Hat der Antrag offensichtlich absehbare Auswirkungen auf künftige Geldleistungen oder auf noch zu erlassende, auf derartige Geldleistungen bezogene Verwaltungsakte, ist die Höhe des sich aus Satz 1 ergebenden Streitwerts um den Betrag der offensichtlich absehbaren zukünftigen Auswirkungen anzuheben, wobei die Summe das Dreifache des Werts nach Satz 1 nicht übersteigen darf (§ 52 Abs. 3 S. 2 GKG). Durch Art. 7 Nr. 7 Buchst. a des Gesetzes zur Durchführung der Verordnung (EG) Nummer 1215/2012 sowie zur Änderung sonstiger Vorschriften vom 8.7.2014 (Änderungsgesetz) wurde § 52 Abs. 3 GKG ein S. 3 angefügt, der folgenden Wortlaut hat: "In Verfahren in Kindergeldangelegenheiten vor den Gerichten der Finanzgerichtsbarkeit ist § 42 Abs. 1 S. 1 und Abs. 3 entsprechend anzuwenden; an die Stelle des dreifachen Jahresbetrags tritt der einfache Jahresbetrag."
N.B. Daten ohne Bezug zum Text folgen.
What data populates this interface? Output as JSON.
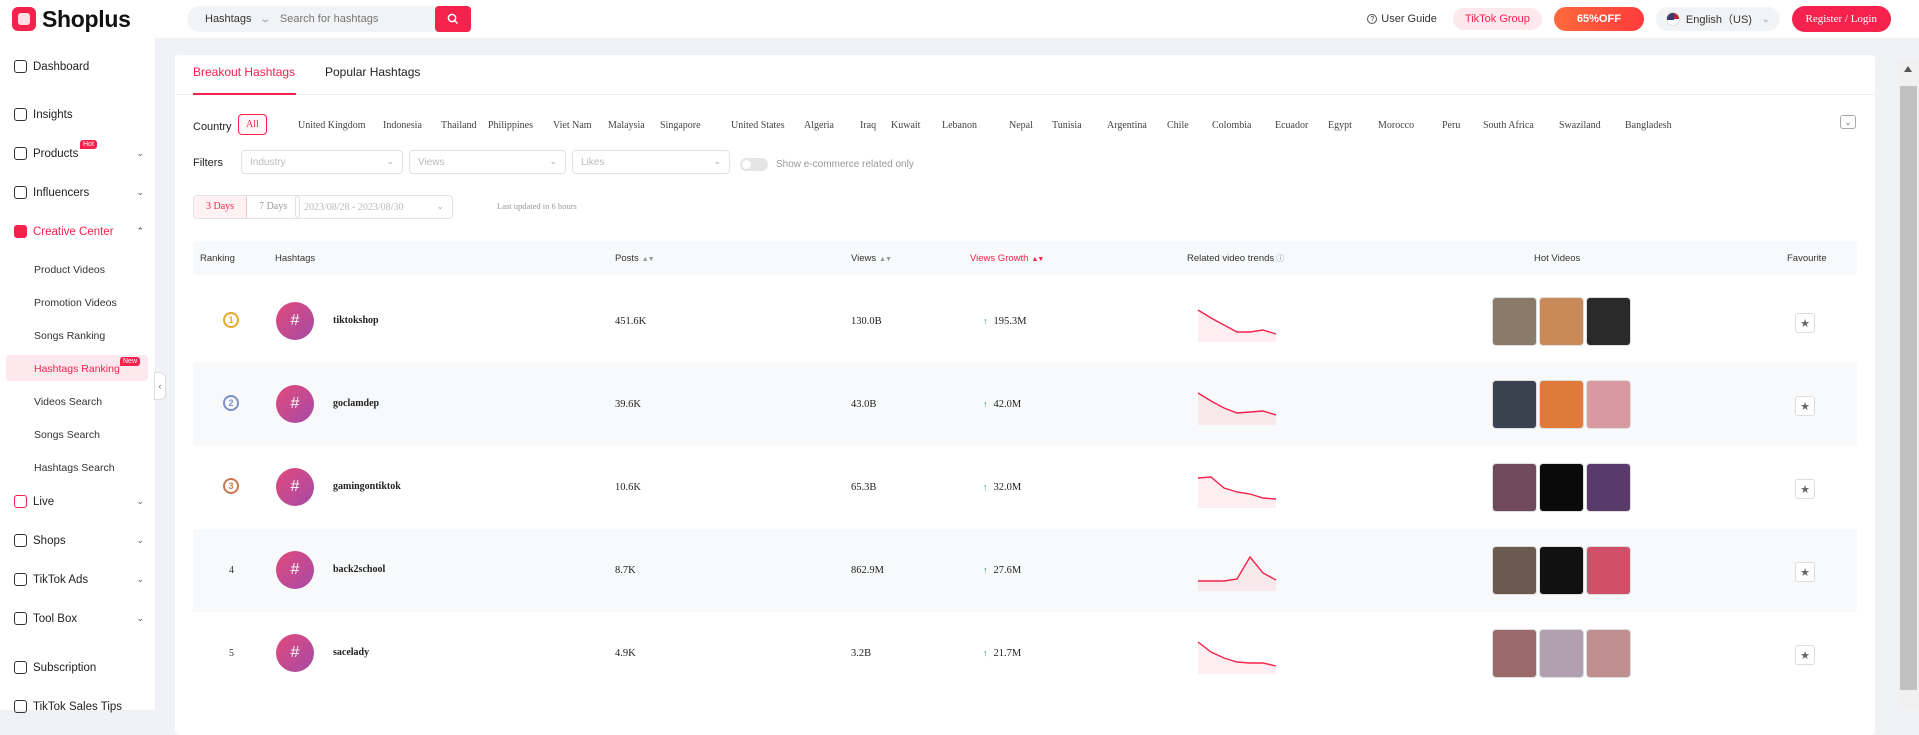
{
  "brand": {
    "name": "Shoplus"
  },
  "search": {
    "category": "Hashtags",
    "placeholder": "Search for hashtags"
  },
  "topbar": {
    "user_guide": "User Guide",
    "tiktok_group": "TikTok Group",
    "promo": "65%OFF",
    "language": "English（US)",
    "register": "Register / Login"
  },
  "sidebar": {
    "items": [
      {
        "label": "Dashboard"
      },
      {
        "label": "Insights"
      },
      {
        "label": "Products",
        "badge": "Hot"
      },
      {
        "label": "Influencers"
      },
      {
        "label": "Creative Center"
      },
      {
        "label": "Live"
      },
      {
        "label": "Shops"
      },
      {
        "label": "TikTok Ads"
      },
      {
        "label": "Tool Box"
      },
      {
        "label": "Subscription"
      },
      {
        "label": "TikTok Sales Tips"
      }
    ],
    "sub_items": [
      {
        "label": "Product Videos"
      },
      {
        "label": "Promotion Videos"
      },
      {
        "label": "Songs Ranking"
      },
      {
        "label": "Hashtags Ranking",
        "badge": "New"
      },
      {
        "label": "Videos Search"
      },
      {
        "label": "Songs Search"
      },
      {
        "label": "Hashtags Search"
      }
    ]
  },
  "tabs": [
    "Breakout Hashtags",
    "Popular Hashtags"
  ],
  "filters": {
    "country_label": "Country",
    "countries": [
      "All",
      "United Kingdom",
      "Indonesia",
      "Thailand",
      "Philippines",
      "Viet Nam",
      "Malaysia",
      "Singapore",
      "United States",
      "Algeria",
      "Iraq",
      "Kuwait",
      "Lebanon",
      "Nepal",
      "Tunisia",
      "Argentina",
      "Chile",
      "Colombia",
      "Ecuador",
      "Egypt",
      "Morocco",
      "Peru",
      "South Africa",
      "Swaziland",
      "Bangladesh"
    ],
    "filters_label": "Filters",
    "industry": "Industry",
    "views": "Views",
    "likes": "Likes",
    "ecommerce_toggle": "Show e-commerce related only",
    "days": [
      "3 Days",
      "7 Days"
    ],
    "date_range": "2023/08/28 - 2023/08/30",
    "updated": "Last updated in 6 hours"
  },
  "table": {
    "headers": {
      "ranking": "Ranking",
      "hashtags": "Hashtags",
      "posts": "Posts",
      "views": "Views",
      "views_growth": "Views Growth",
      "trends": "Related video trends",
      "hot_videos": "Hot Videos",
      "favourite": "Favourite"
    },
    "rows": [
      {
        "rank": "1",
        "tag": "tiktokshop",
        "posts": "451.6K",
        "views": "130.0B",
        "growth": "195.3M",
        "trend": [
          30,
          22,
          15,
          8,
          8,
          10,
          6
        ]
      },
      {
        "rank": "2",
        "tag": "goclamdep",
        "posts": "39.6K",
        "views": "43.0B",
        "growth": "42.0M",
        "trend": [
          30,
          22,
          15,
          10,
          11,
          12,
          8
        ]
      },
      {
        "rank": "3",
        "tag": "gamingontiktok",
        "posts": "10.6K",
        "views": "65.3B",
        "growth": "32.0M",
        "trend": [
          28,
          29,
          18,
          14,
          12,
          8,
          7
        ]
      },
      {
        "rank": "4",
        "tag": "back2school",
        "posts": "8.7K",
        "views": "862.9M",
        "growth": "27.6M",
        "trend": [
          8,
          8,
          8,
          10,
          32,
          16,
          9
        ]
      },
      {
        "rank": "5",
        "tag": "sacelady",
        "posts": "4.9K",
        "views": "3.2B",
        "growth": "21.7M",
        "trend": [
          30,
          20,
          14,
          10,
          9,
          9,
          6
        ]
      }
    ]
  },
  "colors": {
    "accent": "#f5224d",
    "gold": "#e8a82a",
    "silver": "#7d8fc4",
    "bronze": "#c9794f"
  }
}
Diese Vorschrift gilt seit dem 16.7.2014, da das Änderungsgesetz am 15.7.2014 im Bundesgesetzblatt verkündet wurde (Art. 15 Abs. 2 des Änderungsgesetzes), und ist damit auf den Streitfall anwendbar. Der Verweis auf § 42 Abs. 1 S. 1 GKG führt dazu, dass bei Ansprüchen auf wiederkehrende Leistungen der einfache Jahresbetrag maßgebend ist. Da im Streitfall nicht nur über den Kindergeldanspruch für die Monate Juli bis Oktober 2014 entschieden wurde, sondern darüber hinaus auch eine laufende Kindergeldfestsetzung beantragt war und erfolgt ist, ist dem Wert nach § 52 Abs. 3 S. 1 GKG (4 Monate * 184 € = 736 €) der einfache Jahresbetrag (12 * 184 € = 2.208 €) nach § 52 Abs. 3 S. 3 i.V.m. § 42 Abs. 1 S. 1 GKG hinzuzurechnen. Bei einem Geschäftswert von 2.944 € beträgt die einfache Gebühr nach § 13 Abs. 1 S. 3 i.V.m. Anlage 2 RVG 201 € und die 1,3-fache Gebühr damit rd. 260 €. Zzgl. der Pauschale für Post und Telekommunikation gem. Nr. 7002 VV RVG (20 €) und der Umsatzsteuer i.H.v. 19 Prozent (Nr. 7008 VV RVG) betragen die zu erstattenden Kosten 335 €.